Rallisport Challenge is actually four different rally games in one. There are a total of 41 tracks spread across 12 different environments, and each one of these falls under one of four unique rally types. There are the traditional rally races, wherein you race against the clock throughout a series of checkpoints; ice racing, which involves competing against three other opponents on ice-slicked roads; hill climbs, which are similar to rally races, but your overall objective is to scale a mountain as fast as possible; and rally cross events, which are circuit-based races against other drivers on tracks that have several different types of terrain, like mud, gravel, or asphalt. To be precise, the tracks in the game are made up of one of six different terrain types, and each one has a dramatic effect on the way your car handles. Tarmac, for example, provides for extraordinary grip but makes it somewhat difficult for you to powerslide through corners, a technique that's a staple of rally racing. Gravel and mud, on the other hand, will affect how fast you accelerate in a straight line, but the relative lack of traction makes it easier to push your car around turns. Before every race, you're given the option of choosing a tire compound that's best suited for the current track conditions, but things such as changing weather conditions (a light drizzle at the start of a race might clear up by the time you cross the finish line) and multiple surface types (some tracks consist of mud and gravel or tarmac and sand) will add a bit of challenge to this selection process.

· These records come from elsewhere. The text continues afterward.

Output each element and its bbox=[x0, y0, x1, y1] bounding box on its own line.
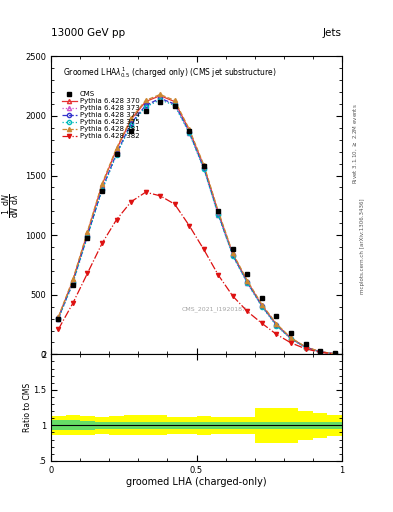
Text: Rivet 3.1.10, $\geq$ 2.2M events: Rivet 3.1.10, $\geq$ 2.2M events bbox=[352, 103, 359, 184]
Legend: CMS, Pythia 6.428 370, Pythia 6.428 373, Pythia 6.428 374, Pythia 6.428 375, Pyt: CMS, Pythia 6.428 370, Pythia 6.428 373,… bbox=[61, 90, 141, 141]
Text: Jets: Jets bbox=[323, 28, 342, 38]
X-axis label: groomed LHA (charged-only): groomed LHA (charged-only) bbox=[126, 477, 267, 487]
Y-axis label: Ratio to CMS: Ratio to CMS bbox=[23, 383, 32, 432]
Text: CMS_2021_I1920187: CMS_2021_I1920187 bbox=[182, 307, 247, 312]
Y-axis label: $\frac{1}{\mathrm{d}N}\frac{\mathrm{d}N}{\mathrm{d}\lambda}$: $\frac{1}{\mathrm{d}N}\frac{\mathrm{d}N}… bbox=[1, 193, 22, 218]
Text: mcplots.cern.ch [arXiv:1306.3436]: mcplots.cern.ch [arXiv:1306.3436] bbox=[360, 198, 365, 293]
Text: Groomed LHA$\lambda^1_{0.5}$ (charged only) (CMS jet substructure): Groomed LHA$\lambda^1_{0.5}$ (charged on… bbox=[63, 65, 277, 80]
Text: 13000 GeV pp: 13000 GeV pp bbox=[51, 28, 125, 38]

As you'd probably expect from a racing game, Rallisport Challenge is split up between a persistent career mode and a quick race mode designed to get you in and out of a race as fast as possible. A third option, a time attack mode, is also available. Time attack is similar to quick race, but in it, you compete against the clock, not other cars. Obviously, the game's core lies in the career mode. Here, you'll create a persona and compete in a series of 19 events that are split up across four difficulty levels. Each of these events is made up of anywhere from three to nine individual rally, hill climb, rally cross, or ice races, and you'll get points for driving each course faster than the posted times for first, second, and third place. Initially, only the easiest series of races are available to you, but as you rack up enough points, you'll unlock subsequent events. If you didn't think you gave a certain series of races your best shot, you can go back and try it again, though you'll lose all the points that you had previously gained, so there's a bit of risk involved in reattempting old races. Interestingly enough, you also get points for completing each race with as little damage to your car as possible. If you aren't careful, your car can end up with broken taillights, shattered windows, and bent fenders, and the more cuts and bruises that your car accrues, the fewer points you'll get at the end of each race. No matter how much you bang up your car, though, damage has no effect on its handling or performance. As you unlock tracks in the career mode, they'll be made available for you in the time attack and quick race modes.